Dit schooljaar ligt mijn focus wat betreft studievaardigheden van mijn leerlingen bij het maken van aantekeningen. Hiervoor heb ik gekozen om hen te leren met de Cornell-methode te werken. Maar levert het wat op?

De instructie over het maken van aantekeningen geef ik aan één klas. Mijn mentorklas. Dit is omdat ik hen het beste kan begeleiden. Ik zie ze niet alleen tijdens de wiskundeles maar ook in het mentoruur en tijdens het uur dat er is voor begeleiding. De andere 2h klas die ik heb, spoor ik tijdens de les natuurlijk wel aan om aantekeningen te maken, maar leg daar geen vorm of omvang bij op. Zo ontstaan er ook een experimentele- en een controlegroep.

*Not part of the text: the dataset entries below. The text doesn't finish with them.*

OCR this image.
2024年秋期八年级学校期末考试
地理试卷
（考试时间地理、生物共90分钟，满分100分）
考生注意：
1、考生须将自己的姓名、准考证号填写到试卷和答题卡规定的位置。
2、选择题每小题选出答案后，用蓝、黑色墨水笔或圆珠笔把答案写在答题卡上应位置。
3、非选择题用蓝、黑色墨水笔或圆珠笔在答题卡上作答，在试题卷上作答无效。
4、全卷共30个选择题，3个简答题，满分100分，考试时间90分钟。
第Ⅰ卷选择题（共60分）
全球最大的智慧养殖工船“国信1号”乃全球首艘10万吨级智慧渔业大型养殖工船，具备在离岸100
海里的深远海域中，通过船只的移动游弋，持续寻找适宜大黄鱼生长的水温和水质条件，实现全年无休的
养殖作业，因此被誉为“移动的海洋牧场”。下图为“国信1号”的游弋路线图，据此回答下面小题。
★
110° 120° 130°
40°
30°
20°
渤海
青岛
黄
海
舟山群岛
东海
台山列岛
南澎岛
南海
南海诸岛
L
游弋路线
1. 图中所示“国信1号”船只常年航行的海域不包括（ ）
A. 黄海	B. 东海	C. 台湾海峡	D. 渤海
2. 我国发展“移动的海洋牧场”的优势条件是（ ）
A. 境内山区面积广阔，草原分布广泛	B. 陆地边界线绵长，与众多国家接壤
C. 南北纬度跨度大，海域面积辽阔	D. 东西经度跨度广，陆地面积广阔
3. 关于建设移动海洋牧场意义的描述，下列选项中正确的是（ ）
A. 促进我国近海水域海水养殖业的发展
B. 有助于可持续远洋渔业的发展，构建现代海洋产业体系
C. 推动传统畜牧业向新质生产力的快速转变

Wiskunde geven we met de methode Getal en Ruimte. De instructie over het maken van aantekeningen is gestart bij het tweede hoofdstuk. Naar mijn waarneming hebben de twee groepen ongeveer hetzelfde niveau wat betreft wiskunde. De plots ondersteunen deze gedachte.

Aan de leerlingen van de experimentele groep is opgedragen om van elke les volgens de Cornell-methode aantekeningen te maken en die in te leveren.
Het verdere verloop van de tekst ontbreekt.